There are plenty of options for homeowners in the face of rising interest rates. While the cash-out refinance might not be one of them, a flexible home equity line of credit or a fixed-rate home equity loan might be the best way to tap equity without costing you additional money long-term.

Tapping equity

It's a catch-22 if you've seen the value of your house skyrocket during the last several years. With a boosted property value, you now have plenty of equity to tap for such big-ticket items like home improvements or school tuition payments. Unfortunately, the rise in interest rates has tied your hands.

The solution would be to choose a home equity loan or a home equity line of credit. This could make a nice short-term solution for cash needs, and if you pay it off sooner than later, it could stand to help you in the long run.

Home Equity Loans in a Rising Interest-Rate Environment

If you're a homeowner looking to tap the equity in your home, a cash-out refinance of a 15- or 30- year fixed rate mortgage is generally a first choice.

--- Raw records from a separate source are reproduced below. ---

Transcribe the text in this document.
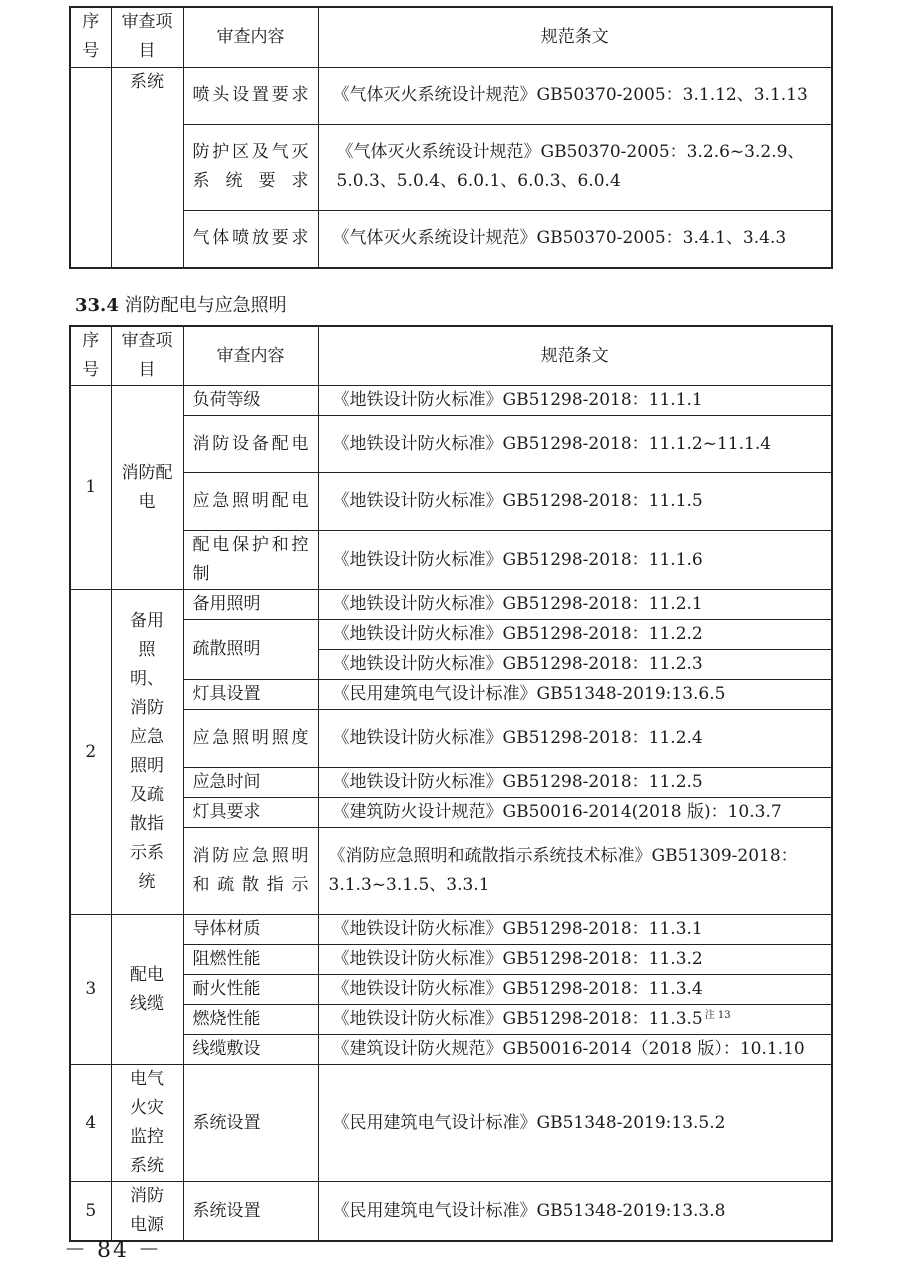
序号	审查项目	审查内容	规范条文
	系统	喷头设置要求	《气体灭火系统设计规范》GB50370-2005：3.1.12、3.1.13
		防护区及气灭系统要求	《气体灭火系统设计规范》GB50370-2005：3.2.6~3.2.9、5.0.3、5.0.4、6.0.1、6.0.3、6.0.4
		气体喷放要求	《气体灭火系统设计规范》GB50370-2005：3.4.1、3.4.3
33.4 消防配电与应急照明
序号	审查项目	审查内容	规范条文
1	消防配电	负荷等级	《地铁设计防火标准》GB51298-2018：11.1.1
		消防设备配电	《地铁设计防火标准》GB51298-2018：11.1.2~11.1.4
		应急照明配电	《地铁设计防火标准》GB51298-2018：11.1.5
		配电保护和控制	《地铁设计防火标准》GB51298-2018：11.1.6
2	备用照明、消防应急照明及疏散指示系统	备用照明	《地铁设计防火标准》GB51298-2018：11.2.1
		疏散照明	《地铁设计防火标准》GB51298-2018：11.2.2
			《地铁设计防火标准》GB51298-2018：11.2.3
		灯具设置	《民用建筑电气设计标准》GB51348-2019:13.6.5
		应急照明照度	《地铁设计防火标准》GB51298-2018：11.2.4
		应急时间	《地铁设计防火标准》GB51298-2018：11.2.5
		灯具要求	《建筑防火设计规范》GB50016-2014(2018 版)：10.3.7
		消防应急照明和疏散指示	《消防应急照明和疏散指示系统技术标准》GB51309-2018：3.1.3~3.1.5、3.3.1
3	配电线缆	导体材质	《地铁设计防火标准》GB51298-2018：11.3.1
		阻燃性能	《地铁设计防火标准》GB51298-2018：11.3.2
		耐火性能	《地铁设计防火标准》GB51298-2018：11.3.4
		燃烧性能	《地铁设计防火标准》GB51298-2018：11.3.5 $^{注 13}$
		线缆敷设	《建筑设计防火规范》GB50016-2014（2018 版）：10.1.10
4	电气火灾监控系统	系统设置	《民用建筑电气设计标准》GB51348-2019:13.5.2
5	消防电源	系统设置	《民用建筑电气设计标准》GB51348-2019:13.3.8
－ 84 －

While you'll incur more long-term interest rate charges, you'll also enjoy the benefit of lower monthly payments.

However, during periods of rising interest rates, a cash-out refinance doesn't always look desirable. If you have a terrific rate on your first mortgage, a mortgage refinance would mean that you'd change it in for a higher rate. That choice isn't tempting to most financially responsible homeowners.

Home equity loans: convenient and easy

To pay for such makeover projects as landscaping, painting, upgrading kitchen appliances, or refinishing hardwood floors, a home equity loan is an easy and convenient option. These loans have low closing costs and can be processed quickly. And if you're planning to sell, you can choose an interest-only loan and enjoy inexpensive monthly payments. Since you'll pay off the balance at closing, the out-of-pocket cost of borrowing the money will be minimal. Many homeowners who use a home equity loan to spruce up a house for sale don't make any monthly payments, because the house typically closes before the first installment comes due.

There is one catch, however: Because lenders will not let you borrow money against a house that's already for sale, you need to plan ahead and secure the home equity loan before you list the property. Once you have the cash in hand, you can fix up the house and call the realtor.

Best results for home equity upgrades

Three of the most productive, market-tested places to invest when doing a makeover are:

1. The kitchen: Money spent on kitchen upgrades returns a high yield, often more than dollar-for-dollar. If you can't afford, or don't need, a complete overhaul, concentrate on specifics like new appliances, flooring, and attractive, functional lighting.
2. The bathroom: If you can create another bathroom-or half bath-without disrupting the floor plan, this is a solid investment. When Realtors search for homes on behalf of buyers, they limit the search according to the number of bedrooms and bathrooms. By adding a full or half bath, you may automatically double the number of potential buyers.
3. Paint and trim: A relatively inexpensive approach for a home makeover is to concentrate on freshening it up with a good paint job in neutral colors that have wide aesthetic appeal. Not only does this make the house look better while protecting it from the elements, it also expresses a sense that you take pride in home ownership. Buyers and their building inspectors feel more confident about homes that are well maintained, and a freshly painted home conveys that attitude.